(Host) This year Westminster will break with tradition by holding its town meeting on Saturday. But one non-binding item on the warning seeks to prevent another kind of change. It’s aimed at protecting the town’s scenic ridge lines.
VPR’s Susan Keese has more.
(Keese) For Rick Cowan, it’s a question of how much one person’s million dollar view should be allowed to change the scenery for everyone. Cowan is one a group of Westminster residents who are disturbed by a sudden increase in ridge top homes in nearby towns.
(Cowan) “Folks tend to – either builders or owners – clear cut two or three acres on a ridgeline, put their trophy home up there and the view that’s sort of framed the valley for thousands of years is occupied by a bunch of big homes.”

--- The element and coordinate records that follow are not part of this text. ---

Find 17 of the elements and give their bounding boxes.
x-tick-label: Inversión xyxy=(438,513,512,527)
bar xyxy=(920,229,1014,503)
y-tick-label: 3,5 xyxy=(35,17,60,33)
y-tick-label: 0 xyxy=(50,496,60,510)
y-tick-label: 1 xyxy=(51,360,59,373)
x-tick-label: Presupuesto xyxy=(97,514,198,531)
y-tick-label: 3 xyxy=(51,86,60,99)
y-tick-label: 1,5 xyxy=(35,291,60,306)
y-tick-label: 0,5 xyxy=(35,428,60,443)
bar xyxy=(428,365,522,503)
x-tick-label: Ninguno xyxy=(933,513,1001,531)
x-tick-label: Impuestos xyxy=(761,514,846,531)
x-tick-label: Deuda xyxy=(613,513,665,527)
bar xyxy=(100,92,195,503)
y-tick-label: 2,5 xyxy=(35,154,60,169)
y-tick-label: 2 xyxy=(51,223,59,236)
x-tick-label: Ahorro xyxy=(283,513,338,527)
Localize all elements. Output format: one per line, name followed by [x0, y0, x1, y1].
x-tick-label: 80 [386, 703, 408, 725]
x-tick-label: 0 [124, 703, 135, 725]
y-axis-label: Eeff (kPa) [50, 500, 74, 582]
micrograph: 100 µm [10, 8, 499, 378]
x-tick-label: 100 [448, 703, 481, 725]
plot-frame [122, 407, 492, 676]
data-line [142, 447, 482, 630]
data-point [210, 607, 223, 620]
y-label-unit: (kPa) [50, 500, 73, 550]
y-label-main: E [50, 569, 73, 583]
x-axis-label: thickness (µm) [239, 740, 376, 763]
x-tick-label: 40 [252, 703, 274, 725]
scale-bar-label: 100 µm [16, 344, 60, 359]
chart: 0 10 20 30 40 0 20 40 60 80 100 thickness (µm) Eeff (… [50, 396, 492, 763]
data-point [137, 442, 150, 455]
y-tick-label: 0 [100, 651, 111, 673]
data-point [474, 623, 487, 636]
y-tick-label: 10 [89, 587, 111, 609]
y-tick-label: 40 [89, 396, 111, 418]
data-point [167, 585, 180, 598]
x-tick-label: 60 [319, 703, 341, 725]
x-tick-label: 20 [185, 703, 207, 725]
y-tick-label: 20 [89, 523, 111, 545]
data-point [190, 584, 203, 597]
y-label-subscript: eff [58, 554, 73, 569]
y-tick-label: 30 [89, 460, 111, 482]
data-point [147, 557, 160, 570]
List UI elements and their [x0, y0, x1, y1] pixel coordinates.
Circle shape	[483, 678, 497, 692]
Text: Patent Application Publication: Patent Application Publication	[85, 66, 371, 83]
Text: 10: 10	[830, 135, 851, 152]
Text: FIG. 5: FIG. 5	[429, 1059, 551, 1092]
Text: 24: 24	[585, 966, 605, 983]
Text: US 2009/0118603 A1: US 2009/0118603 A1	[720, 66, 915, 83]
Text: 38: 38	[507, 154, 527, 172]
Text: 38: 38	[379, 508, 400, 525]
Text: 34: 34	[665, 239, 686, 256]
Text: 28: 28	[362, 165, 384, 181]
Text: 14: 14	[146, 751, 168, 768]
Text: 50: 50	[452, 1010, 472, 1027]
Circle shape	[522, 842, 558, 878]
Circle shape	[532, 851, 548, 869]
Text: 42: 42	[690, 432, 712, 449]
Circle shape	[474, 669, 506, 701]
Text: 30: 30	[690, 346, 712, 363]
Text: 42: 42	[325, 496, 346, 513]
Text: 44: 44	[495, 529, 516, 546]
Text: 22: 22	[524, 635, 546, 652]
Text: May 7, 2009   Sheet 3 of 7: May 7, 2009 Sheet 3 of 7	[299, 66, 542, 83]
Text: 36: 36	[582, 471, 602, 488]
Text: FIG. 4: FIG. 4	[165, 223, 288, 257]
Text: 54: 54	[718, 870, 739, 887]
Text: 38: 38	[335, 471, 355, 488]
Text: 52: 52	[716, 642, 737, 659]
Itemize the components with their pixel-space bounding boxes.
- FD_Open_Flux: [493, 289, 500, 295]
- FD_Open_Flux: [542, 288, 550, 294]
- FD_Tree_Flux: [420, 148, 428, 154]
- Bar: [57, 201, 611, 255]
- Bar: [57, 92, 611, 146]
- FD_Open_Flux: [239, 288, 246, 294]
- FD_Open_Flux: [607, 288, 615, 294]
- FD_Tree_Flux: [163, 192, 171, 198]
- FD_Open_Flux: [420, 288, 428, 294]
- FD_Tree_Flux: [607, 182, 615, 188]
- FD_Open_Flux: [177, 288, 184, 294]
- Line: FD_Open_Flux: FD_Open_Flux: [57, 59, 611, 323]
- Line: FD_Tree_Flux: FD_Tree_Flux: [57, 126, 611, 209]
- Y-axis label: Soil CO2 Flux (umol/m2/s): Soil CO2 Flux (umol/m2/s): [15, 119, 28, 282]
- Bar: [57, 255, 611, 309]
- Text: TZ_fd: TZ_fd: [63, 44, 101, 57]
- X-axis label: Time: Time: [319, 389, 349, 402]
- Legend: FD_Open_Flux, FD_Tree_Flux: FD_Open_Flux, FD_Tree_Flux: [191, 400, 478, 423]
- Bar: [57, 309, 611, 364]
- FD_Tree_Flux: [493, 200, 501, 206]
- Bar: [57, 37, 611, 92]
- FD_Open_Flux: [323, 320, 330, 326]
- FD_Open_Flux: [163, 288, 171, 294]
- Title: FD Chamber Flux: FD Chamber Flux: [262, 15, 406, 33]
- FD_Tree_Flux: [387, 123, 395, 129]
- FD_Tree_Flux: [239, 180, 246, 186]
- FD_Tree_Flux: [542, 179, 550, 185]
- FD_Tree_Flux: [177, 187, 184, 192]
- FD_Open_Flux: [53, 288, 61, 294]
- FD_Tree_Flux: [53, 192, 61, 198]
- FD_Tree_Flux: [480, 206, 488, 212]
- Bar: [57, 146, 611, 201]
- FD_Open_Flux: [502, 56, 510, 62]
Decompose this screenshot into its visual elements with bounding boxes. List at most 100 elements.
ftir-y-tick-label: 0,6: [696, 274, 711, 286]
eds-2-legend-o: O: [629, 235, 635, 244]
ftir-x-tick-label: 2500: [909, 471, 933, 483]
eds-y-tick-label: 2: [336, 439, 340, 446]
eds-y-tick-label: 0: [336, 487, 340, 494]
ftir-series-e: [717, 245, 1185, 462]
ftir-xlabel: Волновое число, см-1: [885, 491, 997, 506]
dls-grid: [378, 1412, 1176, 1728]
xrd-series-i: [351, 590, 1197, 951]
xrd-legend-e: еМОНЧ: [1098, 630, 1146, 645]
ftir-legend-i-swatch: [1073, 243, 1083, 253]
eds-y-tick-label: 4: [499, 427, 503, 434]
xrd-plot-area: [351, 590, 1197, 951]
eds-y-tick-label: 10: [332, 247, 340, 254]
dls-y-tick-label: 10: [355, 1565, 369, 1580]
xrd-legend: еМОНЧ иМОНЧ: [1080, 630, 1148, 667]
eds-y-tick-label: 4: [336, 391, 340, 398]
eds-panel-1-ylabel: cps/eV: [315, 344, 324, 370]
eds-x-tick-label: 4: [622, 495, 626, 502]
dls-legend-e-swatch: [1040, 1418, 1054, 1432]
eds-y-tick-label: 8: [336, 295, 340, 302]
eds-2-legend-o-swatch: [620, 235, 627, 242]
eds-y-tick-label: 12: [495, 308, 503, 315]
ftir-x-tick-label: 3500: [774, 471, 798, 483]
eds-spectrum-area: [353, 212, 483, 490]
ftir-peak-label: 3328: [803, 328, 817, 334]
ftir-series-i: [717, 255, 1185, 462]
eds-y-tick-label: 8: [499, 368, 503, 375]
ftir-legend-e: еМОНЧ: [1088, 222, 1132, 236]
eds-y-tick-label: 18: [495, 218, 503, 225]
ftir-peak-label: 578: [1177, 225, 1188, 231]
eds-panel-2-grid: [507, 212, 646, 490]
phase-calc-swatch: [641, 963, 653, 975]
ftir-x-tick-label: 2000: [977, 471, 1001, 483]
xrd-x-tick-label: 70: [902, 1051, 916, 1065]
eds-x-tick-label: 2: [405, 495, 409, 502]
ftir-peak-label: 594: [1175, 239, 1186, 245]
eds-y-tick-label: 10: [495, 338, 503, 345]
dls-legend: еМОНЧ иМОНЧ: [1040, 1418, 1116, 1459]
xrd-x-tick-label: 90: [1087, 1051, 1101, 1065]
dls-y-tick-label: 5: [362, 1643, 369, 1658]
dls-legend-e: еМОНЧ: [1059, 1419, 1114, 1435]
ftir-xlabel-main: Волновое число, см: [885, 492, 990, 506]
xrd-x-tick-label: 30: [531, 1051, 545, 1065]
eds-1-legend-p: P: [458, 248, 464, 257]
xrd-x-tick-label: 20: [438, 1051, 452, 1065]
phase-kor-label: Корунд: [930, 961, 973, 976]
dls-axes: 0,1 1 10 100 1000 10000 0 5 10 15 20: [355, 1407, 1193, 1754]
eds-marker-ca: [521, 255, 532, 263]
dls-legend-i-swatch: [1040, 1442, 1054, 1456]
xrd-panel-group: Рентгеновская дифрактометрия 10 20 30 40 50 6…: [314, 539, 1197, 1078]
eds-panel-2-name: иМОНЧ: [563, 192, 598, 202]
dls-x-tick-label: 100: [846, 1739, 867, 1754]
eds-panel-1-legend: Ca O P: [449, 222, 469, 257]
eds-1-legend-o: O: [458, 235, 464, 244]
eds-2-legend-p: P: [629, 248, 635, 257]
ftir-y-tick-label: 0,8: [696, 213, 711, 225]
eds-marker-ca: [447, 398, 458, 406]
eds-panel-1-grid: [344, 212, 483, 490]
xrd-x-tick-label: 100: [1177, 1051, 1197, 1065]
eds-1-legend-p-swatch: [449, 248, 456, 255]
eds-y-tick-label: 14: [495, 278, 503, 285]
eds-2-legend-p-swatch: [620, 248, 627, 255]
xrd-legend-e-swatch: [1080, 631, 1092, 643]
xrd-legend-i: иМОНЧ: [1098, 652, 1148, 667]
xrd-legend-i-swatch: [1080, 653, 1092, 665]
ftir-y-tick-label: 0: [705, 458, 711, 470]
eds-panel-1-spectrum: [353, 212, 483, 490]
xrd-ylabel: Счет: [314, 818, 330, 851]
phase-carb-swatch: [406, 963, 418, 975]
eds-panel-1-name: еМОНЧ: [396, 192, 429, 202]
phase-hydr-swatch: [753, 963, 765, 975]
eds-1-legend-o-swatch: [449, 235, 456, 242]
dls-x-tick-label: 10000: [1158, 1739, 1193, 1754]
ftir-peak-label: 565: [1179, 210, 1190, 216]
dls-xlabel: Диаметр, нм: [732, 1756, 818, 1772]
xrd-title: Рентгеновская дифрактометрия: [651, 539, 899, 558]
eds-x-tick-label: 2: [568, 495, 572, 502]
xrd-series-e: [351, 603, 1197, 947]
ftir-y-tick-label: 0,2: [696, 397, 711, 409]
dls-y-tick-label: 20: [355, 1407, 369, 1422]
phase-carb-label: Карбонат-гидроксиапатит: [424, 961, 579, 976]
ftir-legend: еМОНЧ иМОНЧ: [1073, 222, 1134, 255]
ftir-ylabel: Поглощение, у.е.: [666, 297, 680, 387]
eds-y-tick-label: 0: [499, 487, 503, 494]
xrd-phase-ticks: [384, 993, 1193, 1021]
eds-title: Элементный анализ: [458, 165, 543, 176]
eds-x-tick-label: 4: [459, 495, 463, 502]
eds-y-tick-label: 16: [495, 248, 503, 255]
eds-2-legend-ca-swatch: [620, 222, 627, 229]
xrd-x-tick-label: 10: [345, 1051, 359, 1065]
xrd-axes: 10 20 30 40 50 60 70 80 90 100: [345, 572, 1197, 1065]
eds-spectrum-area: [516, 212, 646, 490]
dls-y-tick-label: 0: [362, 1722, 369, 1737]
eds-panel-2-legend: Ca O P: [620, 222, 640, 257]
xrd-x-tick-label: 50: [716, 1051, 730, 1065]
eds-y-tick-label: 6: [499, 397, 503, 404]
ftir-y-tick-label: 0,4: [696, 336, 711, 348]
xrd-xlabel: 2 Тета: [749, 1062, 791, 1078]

(Keese) The town’s planning commission has been hearing similar concerns. So this year voters will be asked whether they want to pursue a zoning ordinance that would address the issue. If the answer is yes, a second article calls for interim zoning to protect ridge tops until a permanent by law is worked out.
Westminster town manager Glenn Smith has been hearing opinions on both sides.
(Smith) “The two sides of the discussion are one, to what extent do these ridgelines represent scenic resources that should be protected? And on the other hand, to what extent is it appropriate to restrict a landowner’s right to develop his or her property if that property happens to be along a ridgeline?”
(Keese) Cowan says his group doesn’t want to ban ridge top development, just to regulate it. He says an ordinance might require rooftops not to break the contours of a hill.
(Cowan) “So instead of putting your house at the very tippity top where everyone has to look at it, you just put it down a little. Another thing is to have the lighting instead of directed straight out into everyone else’s eyes, just have the lighting pointed down.”
(Keese) Cowan says several Vermont towns already have rules like these. He says it’s important for municipalities to act quickly if they want to protect their pristine views, because state regulations are changing.
Jim Matteau, the director of the Windham Regional Planning Commission, agrees. For years, he says, towns have relied on rules on septic systems to limit high altitude building.
(Matteau) “Because the soils and slopes are such that you couldn’t get a septic permit up there anyway. And those laws are liberalizing in Vermont. And in a couple of years it’s going to be possible to build homes with septic systems on slopes and soils that weren’t previously possible.”
(Keese) But advances in waste disposal technology have changed that. Matteau says the new rules will allow septic systems to be built almost anywhere, provided their designers can show that they’ll protect water quality.
For Vermont Public Radio, I’m Susan Keese.